Почему он не пришел? Прогулял? Или что-то случилось? Еще и Нина Ивановна оседлала. Мол, месячник русского языка и литературы. Кто-то из учителей ее методобъединения готовит викторину, кто-то – выставку, кто-то устраивает семинар, а лично у нее четверо отправляются на олимпиаду. Один я остался не вовлеченный. Поэтому с меня школьный спектакль. «Горе от ума» в моей постановке. Я, конечно, как мог отнекивался. Во-первых, не полноправный я учитель, а практикант, какой с меня спрос? И ни о чем ином, кроме как временно вести литературу, речи не шло. Во-вторых, драматург из меня еще хуже, чем педагог. То есть вообще никакой. К театру я имею отношение только как зритель. Но Нина Ивановна не вняла моим доводам, заверила только, что никто от меня звезд с неба не ждет, это, мол, простая формальность, так сказать, для галочки. Ужмите пьесу до минимума, а там пусть ребятки выйдут, оттараторят свои слова и «Карету, мне карету!». Мне эти спектакли уж точно не нужны, и не мое это, и времени лишнего нет – диплом стараюсь потихонечку писать, но такой кастрированный вариант покоробил. А «звезд с неба от вас никто не ждет» вообще уязвило.
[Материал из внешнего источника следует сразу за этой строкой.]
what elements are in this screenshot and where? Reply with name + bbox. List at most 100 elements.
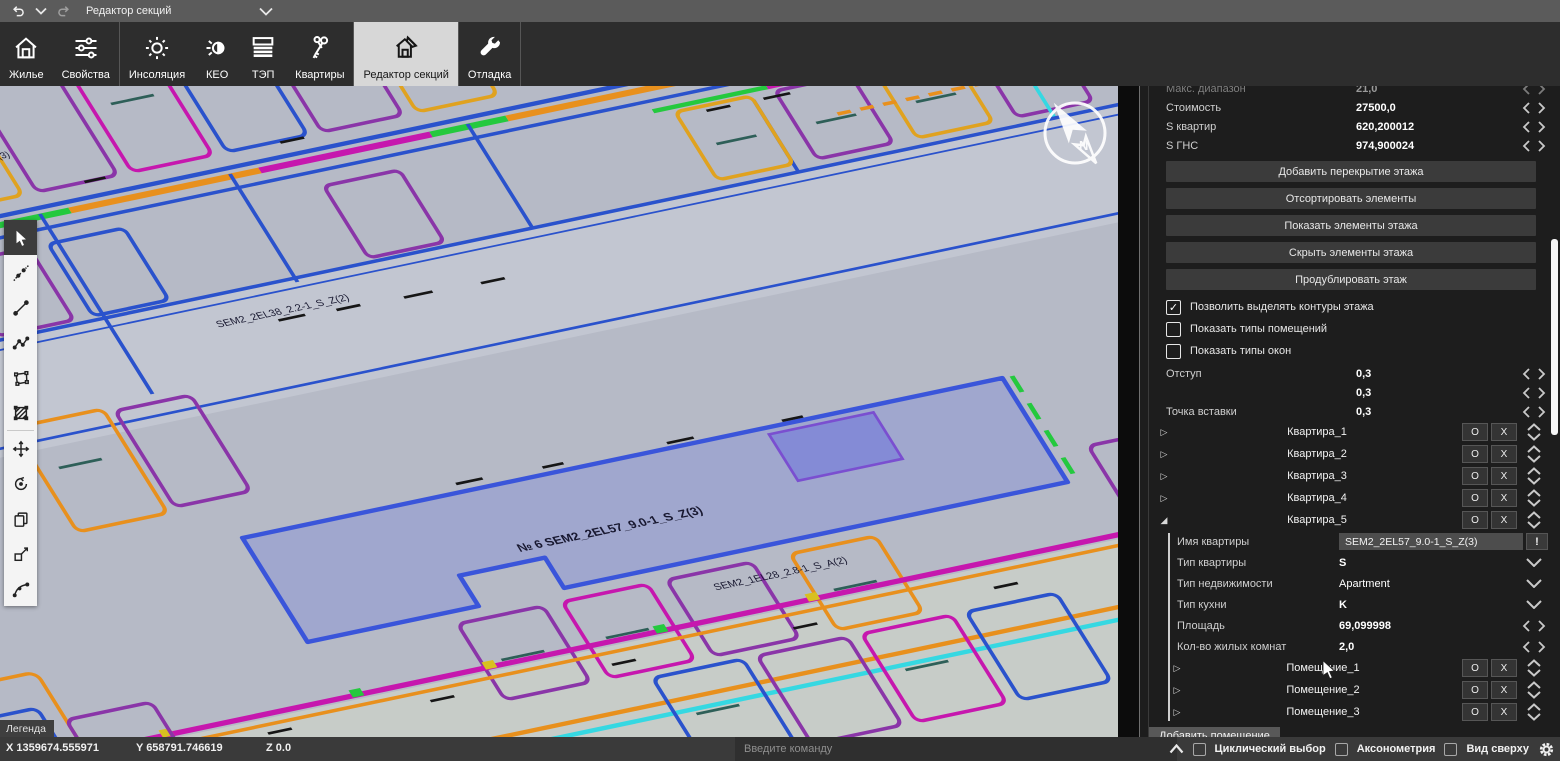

Это она так намекнула, что я – бездарь?

В пятницу, сразу в начале урока заикнулся про спектакль, без особой надежды, конечно. Понимаю же, что семнадцатилетних вряд ли Грибоедов вдохновляет настолько, чтобы жертвовать свободным временем. Решил даже замотивировать оценками. Но, к моему удивлению, желающие нашлись, даже уговаривать не пришлось. Правда, одни девочки. Парни же стали всячески открещиваться, что, собственно, ожидаемо. И кто будет Молчалиным? Чацким? Фамусовым? Ну, под Фамусова, допустим, я уже прикинул как можно Оксану Гоман заделать. И Молчалиным вполне может стать Аня Шишкина. А вот Чацкий… Нужен парень.

На репетицию вместе с девочками увязался Максим Потехин – друг Димы. Я несколько раз порывался выяснить, почему нет Колесникова, но не мог решиться. Как объяснить интерес? Понятно, конечно, что как учитель я вполне могу спросить, но лучше бы еще чем-нибудь прикрыться. Мол, неспроста любопытствую. Потом вспомнил про сочинение – у всех стоят оценки, у него – пробел. Спросил все-таки, осмелился, как еще заикаться не начал – не знаю. Но Максим ничего такого, похоже, и не подумал. Ответил и довольно обстоятельно. Футбол, матч какой-то. Еще и в оправдание ему что-то добавил, как будто я сержусь. Видимо, у меня паранойя.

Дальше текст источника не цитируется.